Back to seriousness: this is a strategy that is often recommended for people with AD(H)D. You might try looking up "ADHD habits" and the like. I do get the sense that you're looking for psychological tricks and not really "life hacks" but googling psychological tricks gives you things like "blah blah blah to make people like you" or "go for a walk to be more healthy."

If you only buy healthy food, you will only be able to eat healthy food.
A smaller bowl looks full with less food.
When I get cold in the shower, I can turn the tap hotter for a long, environmentally-unfriendly shower or slightly cooler and get out faster.
I deleted the Facebook app.
posted by meemzi at 11:39 PM on January 28, 2017

I got those permanent laundry bag things and put laundry in there and don't leave it on the floor

What are these? I need a better laundry system.
posted by insectosaurus at 7:47 AM on January 29, 2017

I guess they're called Laundry sorters? Mine is this one which also gives me a little counter space thingie too which is helpful in my small bedroom. You can just unclip the bags and take them to the laundromat/laundry which is useful for me.
posted by jessamyn at 7:58 AM on January 29, 2017 [1 favorite]

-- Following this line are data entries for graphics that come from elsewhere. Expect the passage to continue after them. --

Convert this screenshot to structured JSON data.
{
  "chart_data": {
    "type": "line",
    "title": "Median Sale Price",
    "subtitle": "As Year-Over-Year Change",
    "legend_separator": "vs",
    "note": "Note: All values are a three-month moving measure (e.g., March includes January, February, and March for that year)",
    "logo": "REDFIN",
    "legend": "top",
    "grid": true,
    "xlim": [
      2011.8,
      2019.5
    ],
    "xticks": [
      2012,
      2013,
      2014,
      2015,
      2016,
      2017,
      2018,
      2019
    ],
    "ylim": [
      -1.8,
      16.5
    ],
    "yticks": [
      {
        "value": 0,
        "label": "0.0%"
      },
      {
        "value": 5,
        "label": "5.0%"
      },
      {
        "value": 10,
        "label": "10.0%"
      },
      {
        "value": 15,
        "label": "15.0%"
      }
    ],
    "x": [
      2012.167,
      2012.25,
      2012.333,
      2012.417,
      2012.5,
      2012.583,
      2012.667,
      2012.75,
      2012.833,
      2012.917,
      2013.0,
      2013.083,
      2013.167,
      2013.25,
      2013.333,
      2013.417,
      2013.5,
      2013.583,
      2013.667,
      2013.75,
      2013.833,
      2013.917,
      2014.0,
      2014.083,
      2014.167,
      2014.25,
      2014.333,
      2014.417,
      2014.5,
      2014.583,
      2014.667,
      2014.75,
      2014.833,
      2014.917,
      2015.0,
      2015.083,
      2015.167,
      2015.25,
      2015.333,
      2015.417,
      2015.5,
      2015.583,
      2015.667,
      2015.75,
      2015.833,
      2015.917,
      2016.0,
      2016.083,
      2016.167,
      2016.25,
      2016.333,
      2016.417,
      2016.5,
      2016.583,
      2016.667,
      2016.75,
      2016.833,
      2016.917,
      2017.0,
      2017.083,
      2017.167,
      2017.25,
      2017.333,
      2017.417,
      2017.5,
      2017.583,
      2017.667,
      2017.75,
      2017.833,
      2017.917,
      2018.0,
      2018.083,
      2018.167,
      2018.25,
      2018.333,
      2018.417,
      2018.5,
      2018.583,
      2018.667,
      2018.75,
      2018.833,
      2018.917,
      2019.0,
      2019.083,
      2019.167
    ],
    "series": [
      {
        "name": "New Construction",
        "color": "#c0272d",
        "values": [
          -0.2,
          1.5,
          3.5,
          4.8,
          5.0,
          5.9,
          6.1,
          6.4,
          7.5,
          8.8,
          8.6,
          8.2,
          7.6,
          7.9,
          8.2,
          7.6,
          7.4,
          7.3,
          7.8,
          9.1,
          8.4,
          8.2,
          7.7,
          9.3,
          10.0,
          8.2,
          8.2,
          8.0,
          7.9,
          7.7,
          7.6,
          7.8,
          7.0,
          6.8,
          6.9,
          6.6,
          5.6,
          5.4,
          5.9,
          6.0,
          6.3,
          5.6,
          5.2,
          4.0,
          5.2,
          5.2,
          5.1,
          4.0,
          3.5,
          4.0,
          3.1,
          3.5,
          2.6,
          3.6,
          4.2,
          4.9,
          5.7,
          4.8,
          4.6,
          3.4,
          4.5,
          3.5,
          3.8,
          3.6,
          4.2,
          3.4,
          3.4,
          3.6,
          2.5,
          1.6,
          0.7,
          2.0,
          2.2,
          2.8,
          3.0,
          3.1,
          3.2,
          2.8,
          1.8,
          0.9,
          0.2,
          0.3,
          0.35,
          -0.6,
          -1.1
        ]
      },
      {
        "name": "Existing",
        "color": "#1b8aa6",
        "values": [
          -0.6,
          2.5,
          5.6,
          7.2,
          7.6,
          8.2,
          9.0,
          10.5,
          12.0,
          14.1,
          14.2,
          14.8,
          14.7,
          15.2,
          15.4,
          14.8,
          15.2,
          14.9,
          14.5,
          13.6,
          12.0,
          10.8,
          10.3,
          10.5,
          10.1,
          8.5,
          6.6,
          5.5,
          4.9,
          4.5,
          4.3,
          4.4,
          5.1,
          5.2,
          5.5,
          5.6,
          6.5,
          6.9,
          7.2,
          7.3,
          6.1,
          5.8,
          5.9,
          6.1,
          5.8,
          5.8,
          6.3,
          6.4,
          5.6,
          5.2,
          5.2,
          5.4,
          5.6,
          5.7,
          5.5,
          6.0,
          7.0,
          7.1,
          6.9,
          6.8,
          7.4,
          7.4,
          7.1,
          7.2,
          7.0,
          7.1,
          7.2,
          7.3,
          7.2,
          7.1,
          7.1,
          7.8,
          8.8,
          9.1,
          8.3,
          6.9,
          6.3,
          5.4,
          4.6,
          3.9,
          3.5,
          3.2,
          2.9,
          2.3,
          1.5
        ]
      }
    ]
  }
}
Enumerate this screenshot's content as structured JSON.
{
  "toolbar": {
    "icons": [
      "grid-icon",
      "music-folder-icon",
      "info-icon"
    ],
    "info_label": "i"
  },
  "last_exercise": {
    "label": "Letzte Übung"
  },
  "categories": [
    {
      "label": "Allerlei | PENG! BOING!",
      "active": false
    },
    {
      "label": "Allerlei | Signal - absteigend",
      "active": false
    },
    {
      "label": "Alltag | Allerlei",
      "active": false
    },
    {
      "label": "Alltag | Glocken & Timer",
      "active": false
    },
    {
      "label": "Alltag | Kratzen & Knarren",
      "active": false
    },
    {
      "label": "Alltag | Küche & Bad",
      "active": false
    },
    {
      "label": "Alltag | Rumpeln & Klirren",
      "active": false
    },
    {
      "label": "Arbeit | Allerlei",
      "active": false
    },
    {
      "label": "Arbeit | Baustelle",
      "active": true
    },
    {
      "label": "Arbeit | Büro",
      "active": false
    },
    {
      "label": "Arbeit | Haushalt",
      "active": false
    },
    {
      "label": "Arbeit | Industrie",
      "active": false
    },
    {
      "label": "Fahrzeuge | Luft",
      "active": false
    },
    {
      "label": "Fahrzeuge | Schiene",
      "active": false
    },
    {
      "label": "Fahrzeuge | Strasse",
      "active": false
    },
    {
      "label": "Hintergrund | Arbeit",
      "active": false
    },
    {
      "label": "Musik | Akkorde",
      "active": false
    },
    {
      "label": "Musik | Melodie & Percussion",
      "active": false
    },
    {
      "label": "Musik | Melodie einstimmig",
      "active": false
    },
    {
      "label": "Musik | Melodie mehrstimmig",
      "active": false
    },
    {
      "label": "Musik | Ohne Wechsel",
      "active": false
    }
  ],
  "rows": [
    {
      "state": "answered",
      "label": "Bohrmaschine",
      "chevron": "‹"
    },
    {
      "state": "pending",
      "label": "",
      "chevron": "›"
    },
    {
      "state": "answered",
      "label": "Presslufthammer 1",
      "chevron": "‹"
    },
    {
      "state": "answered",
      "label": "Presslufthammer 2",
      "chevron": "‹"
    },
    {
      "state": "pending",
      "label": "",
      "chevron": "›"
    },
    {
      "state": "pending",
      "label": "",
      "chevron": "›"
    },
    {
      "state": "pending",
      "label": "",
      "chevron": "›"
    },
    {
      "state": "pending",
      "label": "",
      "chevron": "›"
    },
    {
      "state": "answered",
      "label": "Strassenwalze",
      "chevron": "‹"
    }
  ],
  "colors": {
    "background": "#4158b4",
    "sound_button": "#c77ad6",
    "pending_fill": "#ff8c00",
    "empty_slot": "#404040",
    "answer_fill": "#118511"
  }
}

Jumping off the cake mix suggestion above, my rule is that I'm only allowed to eat sweets that I cook/bake myself. I love sweets more than anything and would eat them nonstop if possible. Sooooo generally once a week I'll make some cookies or whatnot and then eat it all week.

Now I know it's still sweets but at least I know that I used all organic ingredients in it, and there's no chemicals or dye etc. Plus, once it's gone, that's it for sweets that week. PLUS I can sometimes hide some veggies or fruit in there and then I feel like I'm doing something healthier - it's not chocolate cake, it's chocolate ZUCCHINI cake. See, it's practically a salad :)

I also belong to a CSA, which forces me to eat a ton of vegetables, including ones I would never buy or eat of my volition. I can't stand wasting food so I have no choice but to eat these damn things cluttering up my fridge.